USA: Are mass public shootings becoming deadlier?

For experts, it is not enough to apply a stronger regulation on weapons

USA: Are mass public shootings becoming deadlier?

Leer en Español: Estados Unidos: los tiroteos públicos masivos son cada vez más mortales

November 5th’s shooting was recorded as the deadliest massacre in the history of the state of Texas; the event occurred a little over a month after another mass shooting in Las Vegas, Nevada where Stephen Paddock killed 58 people and injured more than 500 after opening fire during a music festival. In just two years, three of the deadliest attacks have been held, pressing on the question on what to do about gun control and the Second Amendment.

According to experts, the number of guns within the United States ranges from 270 million to 310 million; the right to bear arms is constitutionally protected under the Second Amendment.

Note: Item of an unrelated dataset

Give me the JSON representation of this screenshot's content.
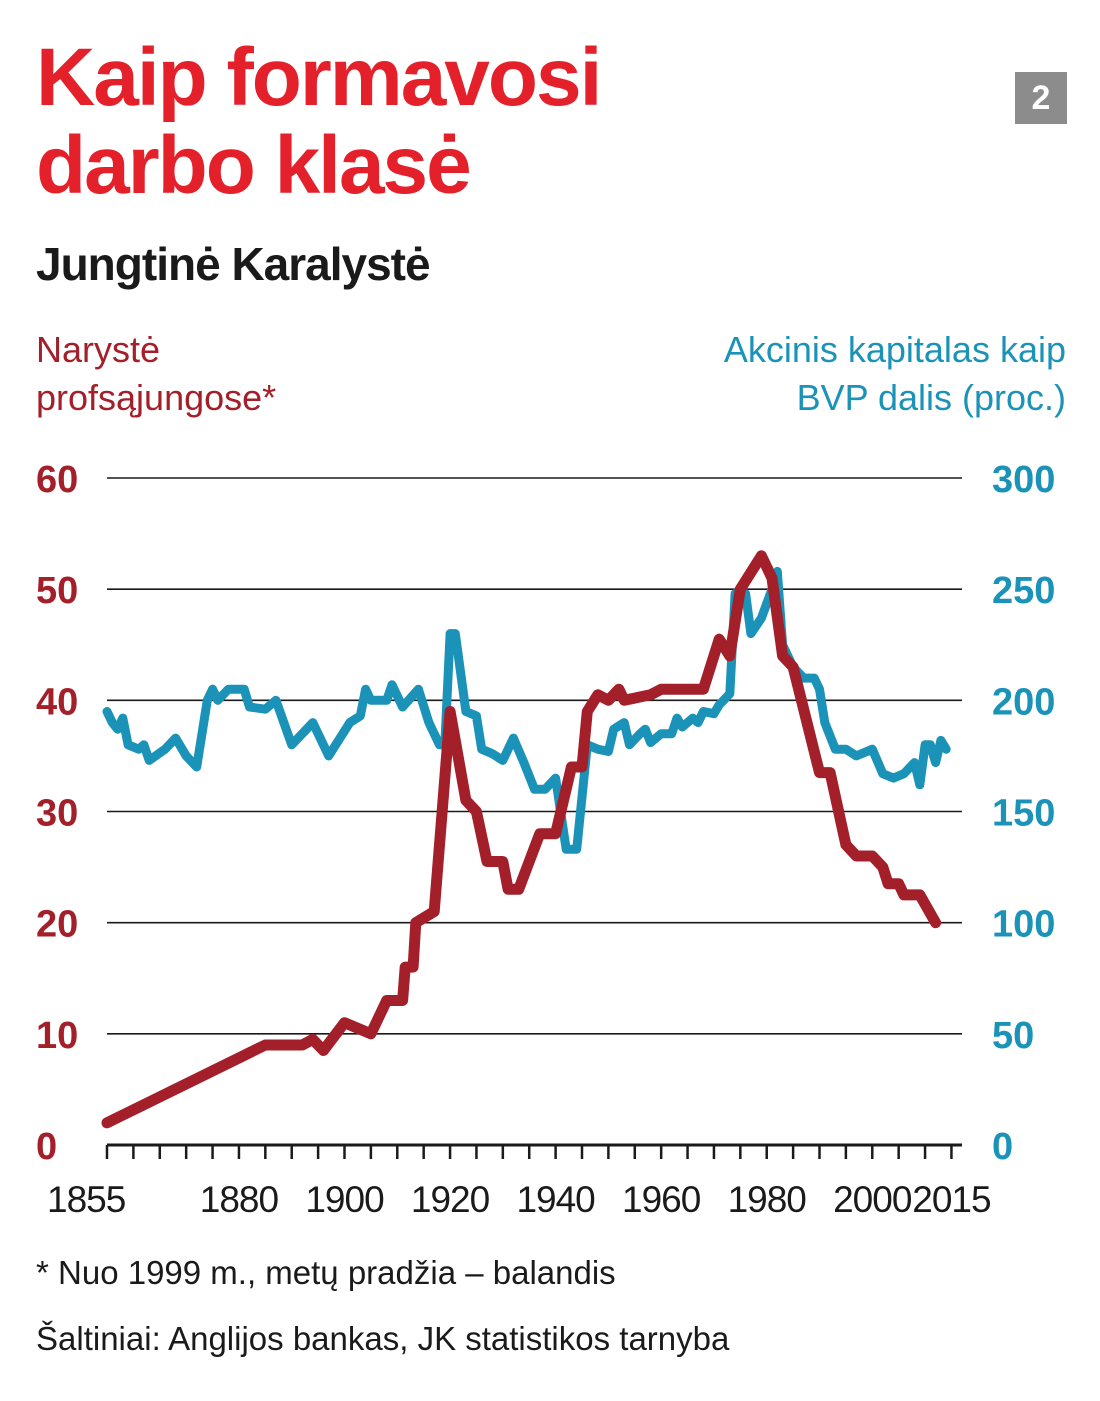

But each state has its own laws, for example, in Connecticut after the massacre at Sandy Hook Elementary School, a law was passed that prohibited semiautomatic weapons. But in others, for example, the use of armaments in public places has been allowed.

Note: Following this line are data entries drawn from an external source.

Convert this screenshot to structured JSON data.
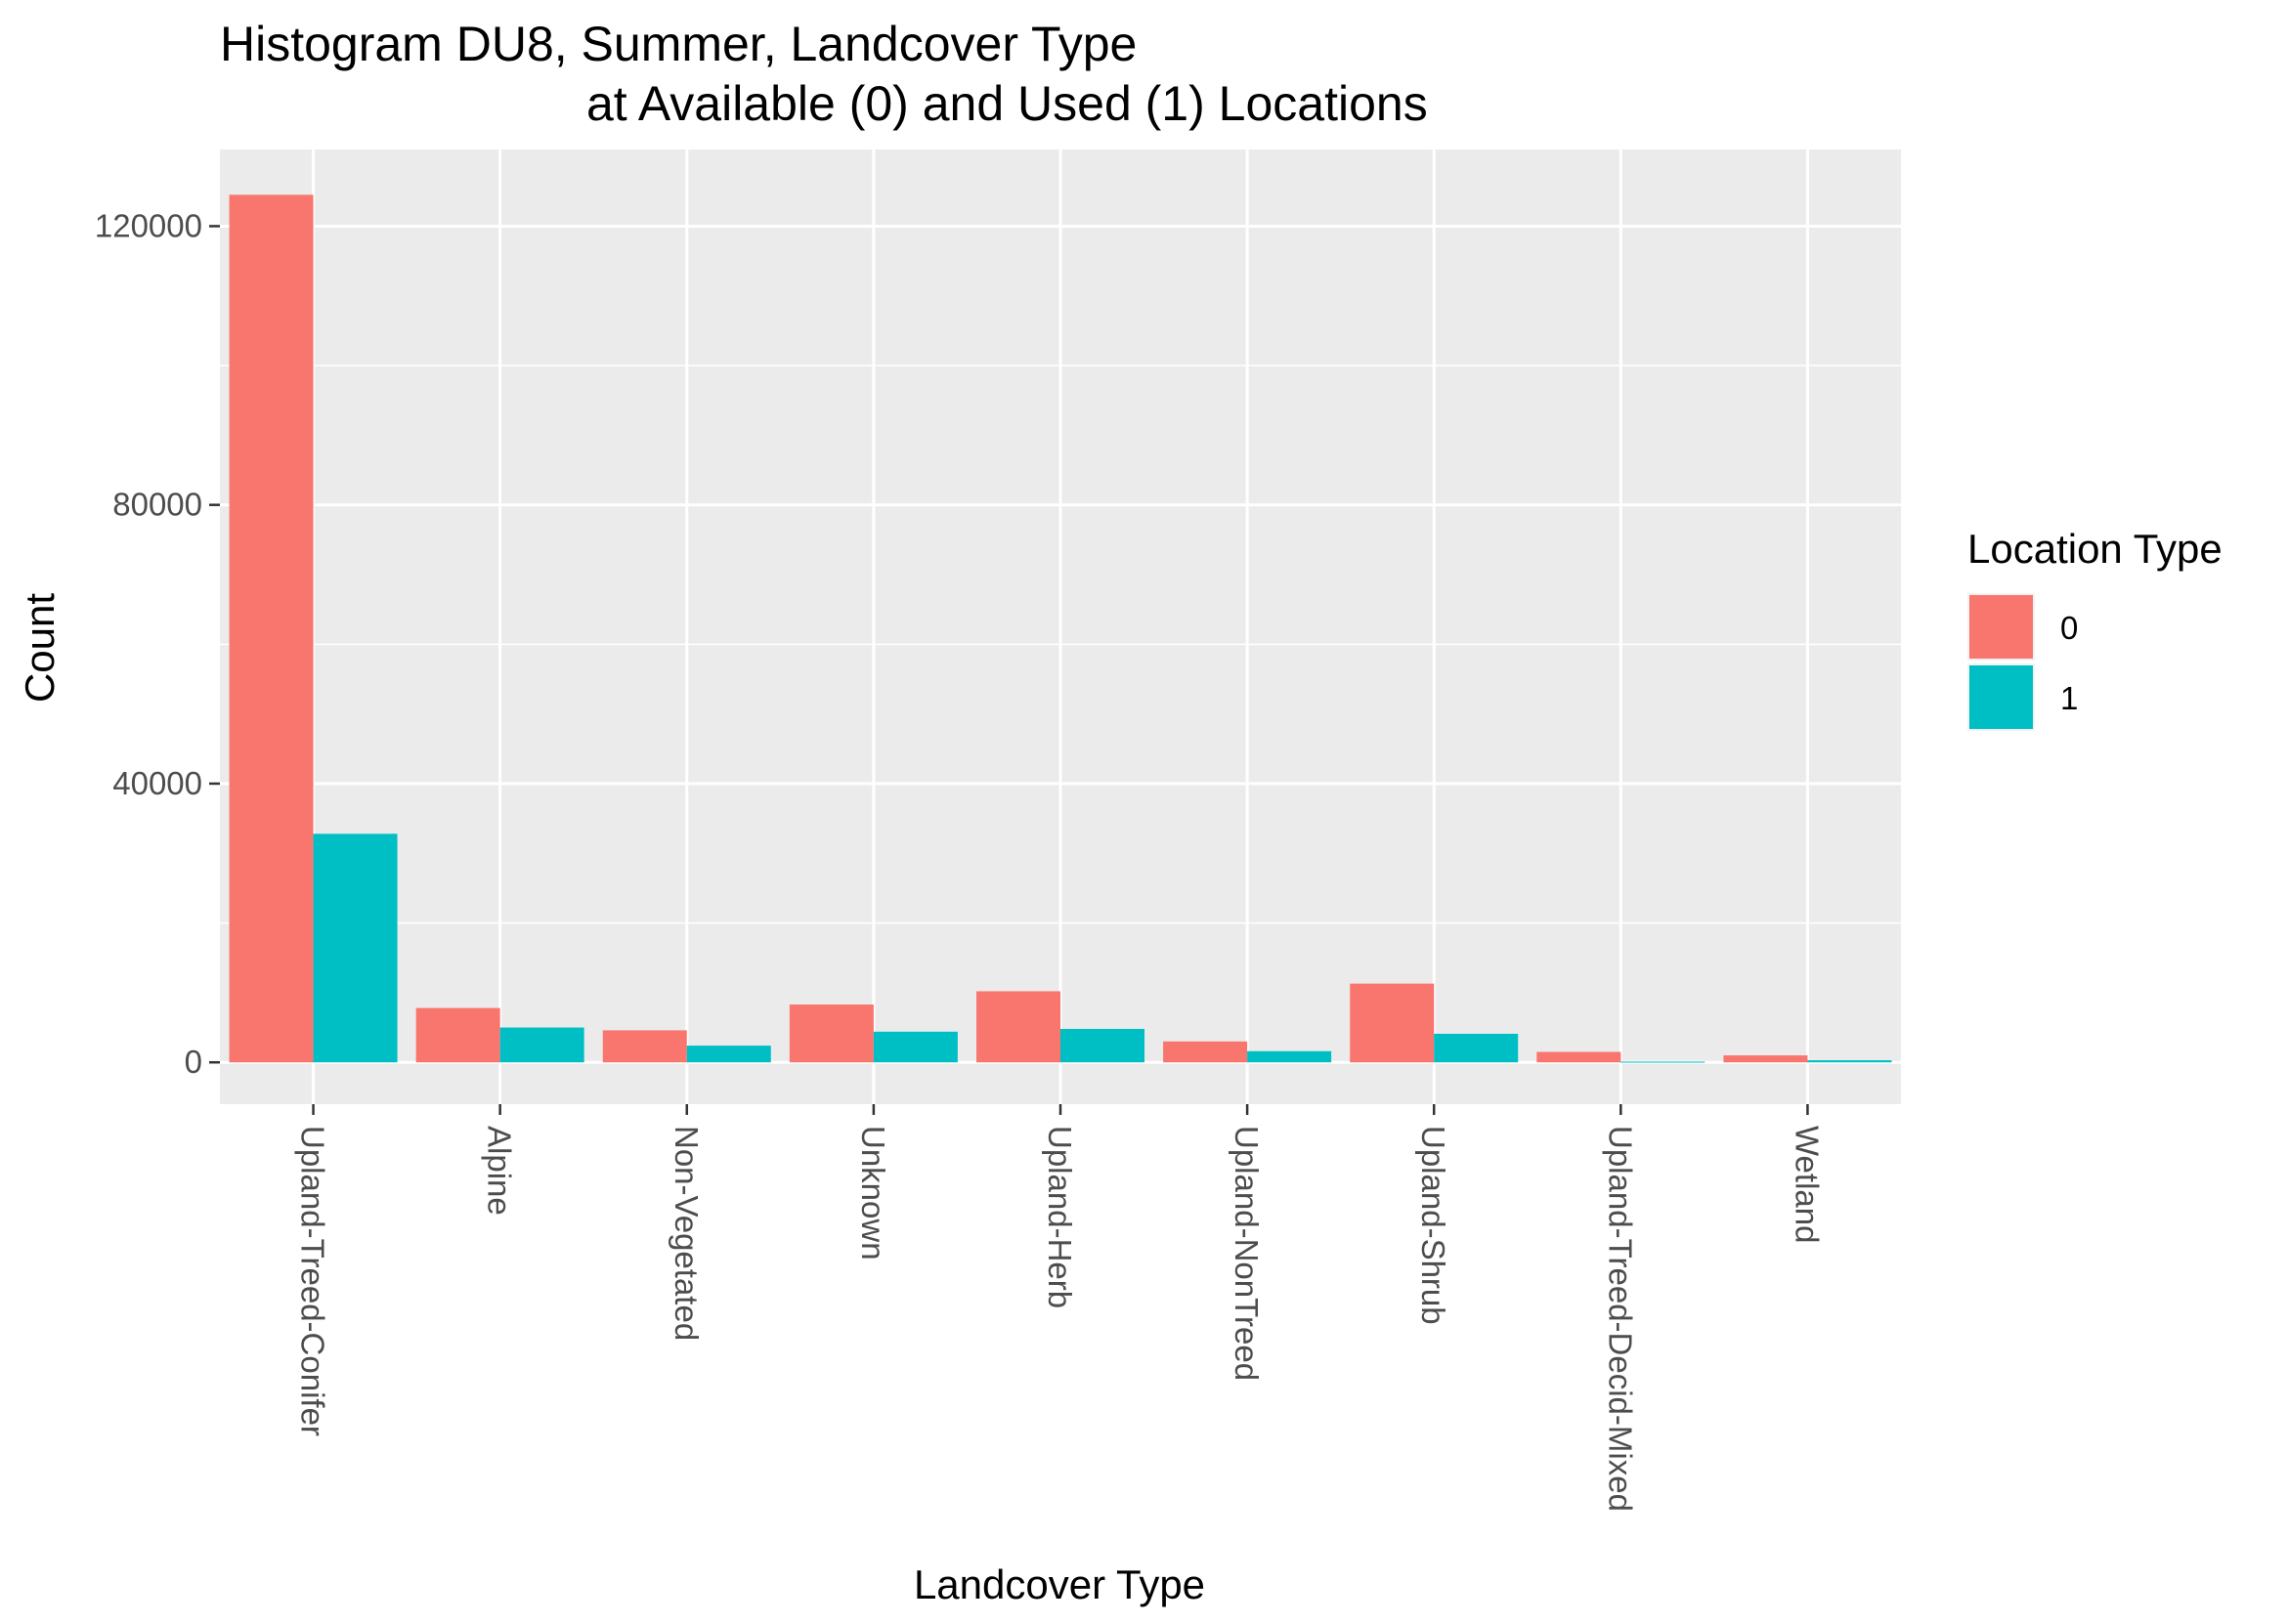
{
  "chart_data": {
    "type": "bar",
    "title": "Histogram DU8, Summer, Landcover Type",
    "subtitle": "at Available (0) and Used (1) Locations",
    "xlabel": "Landcover Type",
    "ylabel": "Count",
    "ylim": [
      -6000,
      131000
    ],
    "yticks": [
      0,
      40000,
      80000,
      120000
    ],
    "ytick_labels": [
      "0",
      "40000",
      "80000",
      "120000"
    ],
    "grid": true,
    "legend_title": "Location Type",
    "legend_position": "right",
    "categories": [
      "Upland-Treed-Conifer",
      "Alpine",
      "Non-Vegetated",
      "Unknown",
      "Upland-Herb",
      "Upland-NonTreed",
      "Upland-Shrub",
      "Upland-Treed-Decid-Mixed",
      "Wetland"
    ],
    "series": [
      {
        "name": "0",
        "color": "#F8766D",
        "values": [
          124500,
          7800,
          4600,
          8300,
          10200,
          3000,
          11300,
          1500,
          1000
        ]
      },
      {
        "name": "1",
        "color": "#00BFC4",
        "values": [
          32800,
          5000,
          2400,
          4400,
          4800,
          1600,
          4100,
          100,
          300
        ]
      }
    ]
  }
}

Experts over at Giffords Law Center to Prevent Gun Violence, argue that states where guidelines on weapons are stricter, including its use and portability, tend to develop less violence due to this type of artifacts.

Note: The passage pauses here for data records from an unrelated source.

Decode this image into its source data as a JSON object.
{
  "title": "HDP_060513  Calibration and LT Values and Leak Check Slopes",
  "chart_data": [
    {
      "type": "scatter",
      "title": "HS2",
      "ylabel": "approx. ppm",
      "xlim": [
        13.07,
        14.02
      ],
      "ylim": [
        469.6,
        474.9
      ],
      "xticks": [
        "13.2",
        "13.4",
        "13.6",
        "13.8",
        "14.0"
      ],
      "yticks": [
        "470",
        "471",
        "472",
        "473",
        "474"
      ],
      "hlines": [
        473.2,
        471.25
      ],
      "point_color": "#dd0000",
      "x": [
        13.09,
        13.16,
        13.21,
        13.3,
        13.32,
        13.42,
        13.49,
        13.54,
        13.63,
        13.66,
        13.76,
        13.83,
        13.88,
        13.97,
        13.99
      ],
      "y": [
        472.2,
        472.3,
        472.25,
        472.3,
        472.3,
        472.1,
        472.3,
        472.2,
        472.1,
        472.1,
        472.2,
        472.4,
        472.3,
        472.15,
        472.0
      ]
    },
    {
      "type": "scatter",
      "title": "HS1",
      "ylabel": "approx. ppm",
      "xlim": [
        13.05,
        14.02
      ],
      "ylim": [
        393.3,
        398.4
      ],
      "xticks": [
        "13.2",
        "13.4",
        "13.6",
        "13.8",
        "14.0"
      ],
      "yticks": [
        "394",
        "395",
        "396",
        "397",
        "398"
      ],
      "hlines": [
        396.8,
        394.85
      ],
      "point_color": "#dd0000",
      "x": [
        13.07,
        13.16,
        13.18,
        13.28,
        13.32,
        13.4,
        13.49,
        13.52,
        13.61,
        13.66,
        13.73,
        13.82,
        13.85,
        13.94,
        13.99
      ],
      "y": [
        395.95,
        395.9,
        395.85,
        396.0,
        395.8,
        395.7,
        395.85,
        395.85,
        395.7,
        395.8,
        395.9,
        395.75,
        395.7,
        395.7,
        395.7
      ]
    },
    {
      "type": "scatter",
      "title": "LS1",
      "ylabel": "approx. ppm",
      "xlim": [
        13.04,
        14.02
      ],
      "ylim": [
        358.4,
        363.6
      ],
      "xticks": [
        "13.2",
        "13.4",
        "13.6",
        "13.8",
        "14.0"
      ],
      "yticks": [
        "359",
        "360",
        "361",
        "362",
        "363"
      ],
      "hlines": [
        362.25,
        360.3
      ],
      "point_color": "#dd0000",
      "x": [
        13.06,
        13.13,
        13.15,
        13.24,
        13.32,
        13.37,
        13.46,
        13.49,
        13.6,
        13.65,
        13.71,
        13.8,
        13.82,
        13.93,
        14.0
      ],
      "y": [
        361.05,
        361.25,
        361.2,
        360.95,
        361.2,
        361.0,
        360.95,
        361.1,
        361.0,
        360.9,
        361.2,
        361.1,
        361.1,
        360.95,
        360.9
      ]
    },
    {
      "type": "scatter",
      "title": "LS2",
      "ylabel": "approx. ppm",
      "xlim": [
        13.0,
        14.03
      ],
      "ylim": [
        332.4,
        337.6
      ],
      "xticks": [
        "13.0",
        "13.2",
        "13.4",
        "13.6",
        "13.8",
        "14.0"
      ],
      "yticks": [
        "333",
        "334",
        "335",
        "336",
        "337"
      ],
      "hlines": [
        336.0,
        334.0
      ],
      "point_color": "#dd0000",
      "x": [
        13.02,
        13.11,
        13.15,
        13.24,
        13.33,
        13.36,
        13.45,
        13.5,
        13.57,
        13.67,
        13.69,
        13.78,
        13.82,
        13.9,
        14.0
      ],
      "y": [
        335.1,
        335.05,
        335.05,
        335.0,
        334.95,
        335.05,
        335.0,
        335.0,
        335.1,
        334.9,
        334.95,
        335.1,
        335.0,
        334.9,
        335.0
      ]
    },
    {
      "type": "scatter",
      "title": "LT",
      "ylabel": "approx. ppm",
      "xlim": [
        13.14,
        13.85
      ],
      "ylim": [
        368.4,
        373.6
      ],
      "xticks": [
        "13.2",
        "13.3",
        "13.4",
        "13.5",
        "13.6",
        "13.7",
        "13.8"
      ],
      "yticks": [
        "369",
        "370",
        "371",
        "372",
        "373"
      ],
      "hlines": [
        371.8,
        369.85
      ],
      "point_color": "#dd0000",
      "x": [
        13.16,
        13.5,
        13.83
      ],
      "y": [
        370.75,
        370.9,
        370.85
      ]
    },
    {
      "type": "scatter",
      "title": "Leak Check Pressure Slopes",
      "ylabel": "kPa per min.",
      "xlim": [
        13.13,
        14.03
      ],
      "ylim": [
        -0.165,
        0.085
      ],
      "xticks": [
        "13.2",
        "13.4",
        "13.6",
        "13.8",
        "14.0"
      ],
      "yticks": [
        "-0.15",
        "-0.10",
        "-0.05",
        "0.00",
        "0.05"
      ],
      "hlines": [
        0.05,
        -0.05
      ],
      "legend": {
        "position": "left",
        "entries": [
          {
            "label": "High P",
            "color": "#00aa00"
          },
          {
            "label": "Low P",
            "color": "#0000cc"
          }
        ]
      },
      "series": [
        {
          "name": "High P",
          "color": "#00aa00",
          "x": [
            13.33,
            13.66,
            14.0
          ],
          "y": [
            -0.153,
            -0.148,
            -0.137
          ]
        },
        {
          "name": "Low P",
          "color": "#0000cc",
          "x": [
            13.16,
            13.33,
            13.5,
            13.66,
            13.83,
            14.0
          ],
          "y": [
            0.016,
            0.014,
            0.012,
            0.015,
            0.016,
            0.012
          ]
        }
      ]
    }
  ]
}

Jay Corzine of the University of Central Florida clarifies that due to the coverage given by the media, there is more information about the massacres, which gives the perpetrators opportunity to do a preliminary study of what can happen after and in the same way prepare the attack in the most accurate and deadly manner.

A study published in PLOS ONE also found that attacks do not have a direct connection, but do correlate in the number of deaths and the manner in which they were carried out. Grant Duwe from the Minnesota Department of Corrections and expert on firearms attack, clarifies that the attacks seem to be a competition where they want to leave as many victims as possible, which also generates a role of importance within the media.

The debate now is not only on what the media says or the correlation of competition that exists in acts of vandalism. Gun control is once again the epicenter of the debate. For Professor Adam Winkler of the University of California in Los Angeles, there is confusion over the second amendment. "Although it gives the possibility of carrying arms for the safety of the individual, the same amendment also gives an option for gun control. Most Americans think that it is an either-or option, but they do not realize that, if studied more thoroughly, there is a possibility for both”, the expert clarified.

Winkler also affirms that not necessarily greater control is going to stop the barbarism. While it is a factor that must be taken into account, we must also bear in mind that anyone who wishes to do wrong and has access to a weapon, can do so. "Regulation is not the only way out, the problem has different variables, so the solution must incur in different approaches, from the control of weapons, to the psychological analysis that should be practiced obtaining the permit to carry weapons, have to be present as a big solution", Winkler explained.

Democrats and Republicans confront each other, once again, due to gun control. The Democrats advocate a stricter regulation on the matter, as they have done so repeatedly over the last 20 years. The Republicans, on their part, do not see that as the solution and, on the contrary, feel as if more regulation goes against their constitutional rights.

Former President Barack Obama, in his message to the victims of the massacre in Sutherland Springs, Texas, also advocated for the right steps towards guns control, while the current president Donald Trump only stated that he was monitoring the situation from his tour in Asia. While Republicans applauded the actions of the individuals who persecuted the perpetrator at the massacre, Democrats asked for more than prayers for the situation and its victims.